Num movimento, me ponho dentro da sala e atiro na parte superior de sua coxa. Ele grita e cai no canto esquerdo da mesa.

Ele olha para os lados, tentando recuperar a arma caída durante a queda.
Chuto-a para fora de seu alcance. Seu olhar se fixa em mim, com raiva. Sorrio.

“Bom dia, rapaz.”
– Murmuro, com a voz arrastada. O homem não aparenta ter mais de 25 anos.

“Quem é você?!”

“Ninguém.” – Respondo. – “Só quero uma informação.”

Ele ainda mantém a hostilidade, mas fica calado.
Balanço a cabeça em aprovação.

“Fiquei sabendo que sua chefe está em Catanzaro.” – Começo. – “Fiquei curioso pra saber também o que ela está fazendo lá.”

Ele ri, em deboche.

“Você é da polícia?” – Solta. – “Tá maluco se acha que vou dizer alguma coisa.”

Disparo em seu joelho esquerdo.
Ele grita de dor.

“Geralmente tiros são bem dolorosos em qualquer parte do joelho.” – Começo, encostando o ombro na parede, de frente para ele. – “Mas justo nessa parte, estourando uma articulação... Dificilmente vai conseguir correr depois disso.”
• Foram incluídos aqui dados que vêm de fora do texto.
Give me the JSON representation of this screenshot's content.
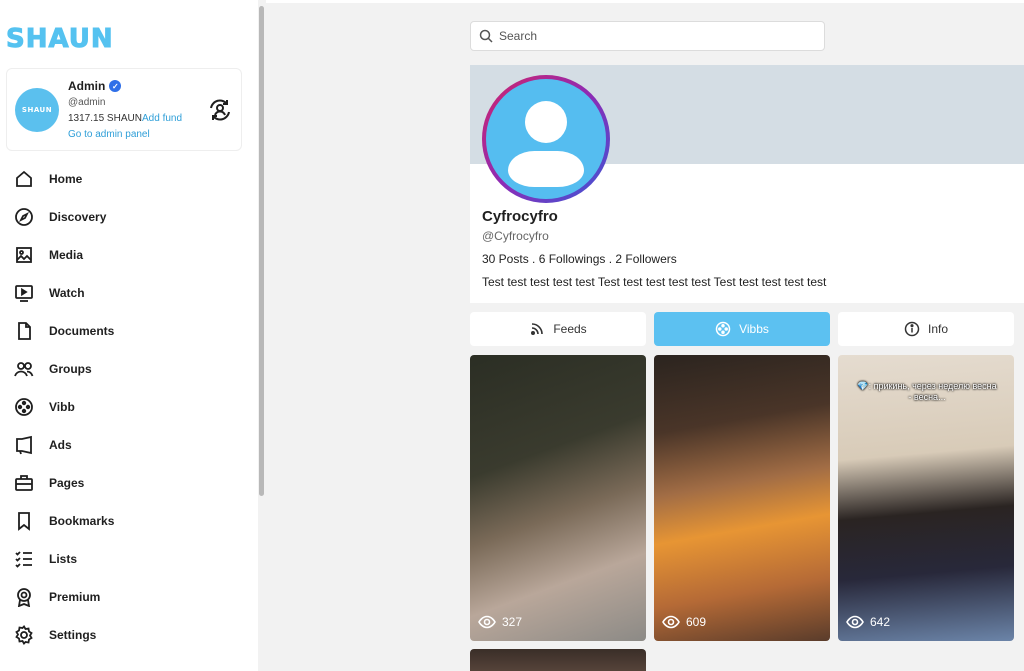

Seu rosto permanece contraído, e ele tenta se controlar em meio a uma dor lancinante.
Encosto o cano da arma no centro de seu joelho direito.

“Sua chefe foi resgatar a filha, não foi?” – Lanço.
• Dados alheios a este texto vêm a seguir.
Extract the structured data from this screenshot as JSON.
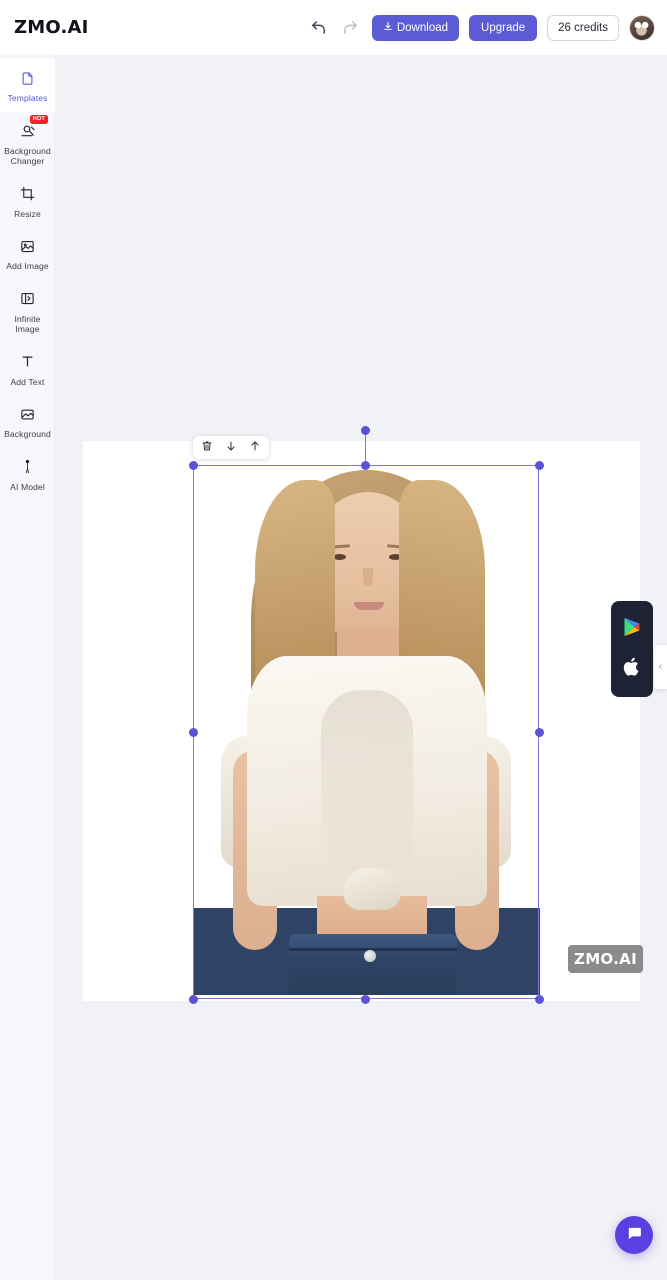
{
  "header": {
    "brand": "ZMO.AI",
    "undo_icon": "undo-icon",
    "redo_icon": "redo-icon",
    "download_label": "Download",
    "download_icon": "download-icon",
    "upgrade_label": "Upgrade",
    "credits_label": "26 credits",
    "avatar_alt": "user-avatar",
    "accent_color": "#5b5bd6"
  },
  "sidebar": {
    "items": [
      {
        "label": "Templates",
        "icon": "templates-icon",
        "active": true,
        "badge": ""
      },
      {
        "label": "Background Changer",
        "icon": "background-changer-icon",
        "active": false,
        "badge": "HOT"
      },
      {
        "label": "Resize",
        "icon": "resize-icon",
        "active": false,
        "badge": ""
      },
      {
        "label": "Add Image",
        "icon": "add-image-icon",
        "active": false,
        "badge": ""
      },
      {
        "label": "Infinite Image",
        "icon": "infinite-image-icon",
        "active": false,
        "badge": ""
      },
      {
        "label": "Add Text",
        "icon": "add-text-icon",
        "active": false,
        "badge": ""
      },
      {
        "label": "Background",
        "icon": "background-icon",
        "active": false,
        "badge": ""
      },
      {
        "label": "AI Model",
        "icon": "ai-model-icon",
        "active": false,
        "badge": ""
      }
    ]
  },
  "canvas": {
    "watermark": "ZMO.AI",
    "selection_color": "#5b52d6",
    "toolbar": {
      "delete_icon": "trash-icon",
      "send_backward_icon": "arrow-down-icon",
      "bring_forward_icon": "arrow-up-icon"
    }
  },
  "store_panel": {
    "google_play": "google-play-icon",
    "app_store": "apple-icon",
    "background_color": "#1e2235"
  },
  "panels": {
    "left_toggle_glyph": "›",
    "right_toggle_glyph": "‹"
  },
  "chat": {
    "icon": "chat-bubble-icon",
    "color": "#5b3fe0"
  }
}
“Quem é você?!” – Ele grita.

“Ela foi se encontrar com César Vaccari para o resgate da filha, por isso foi todo mundo para Catanzaro e você ficou aqui, a própria sorte.”

“Como sabe disso?!” – Solta. Sua voz sai desesperada.

“Então é verdade.”
– Afirmo.

Ele volta a me encarar. Seus olhos estão anuviados numa mistura de dor e raiva.

“Você, meu rapaz, vai me dizer agora para onde ela vai levar a filha.” – Sibilo.

“Não posso.” – Solta.

Outro tiro.
Ele volta a gritar de dor, e seus olhos se enchem de lágrimas.

“Agora você não vai poder andar normalmente, também.”
  – Murmuro. A sola do meu sapato se choca com seu peito e eu empurro seu tronco contra o chão, enquanto minha arma aponta para o vão logo abaixo do osso do seu quadril.
“Um tiro aqui e você se torna um inválido por um bom tempo. Como se manter parado numa cama? Não é inteligente o suficiente para montar estratégia, não tem influência ou ligações para ser útil, nem uma família pra te pagar uma cirurgia. Eu conheço homens do seu tipo. É insignificante demais para que façam questão de você.”

“Joanesburgo.”
– Ele solta.
“Ela vai levar a filha pra lá.”

África do Sul.
Há um bunker lá.
Tiro o pé de seu peito e ele me olha com expectativa. Observo seus dois joelhos ensanguentados e seu rosto vermelho, enquanto ele tenta suportar a dor.
A máfia não vai pagar uma cirurgia para ele. E ele não vai conseguir andar com a cartilagem dos dois joelhos destruída.
Será descartado como se fosse lixo, como se não tivesse valor algum.
Talvez matá-lo seja um favor.
Movo a pistola de seu quadril para sua cabeça.
Apertar o gatilho é a última coisa que faço antes de sair.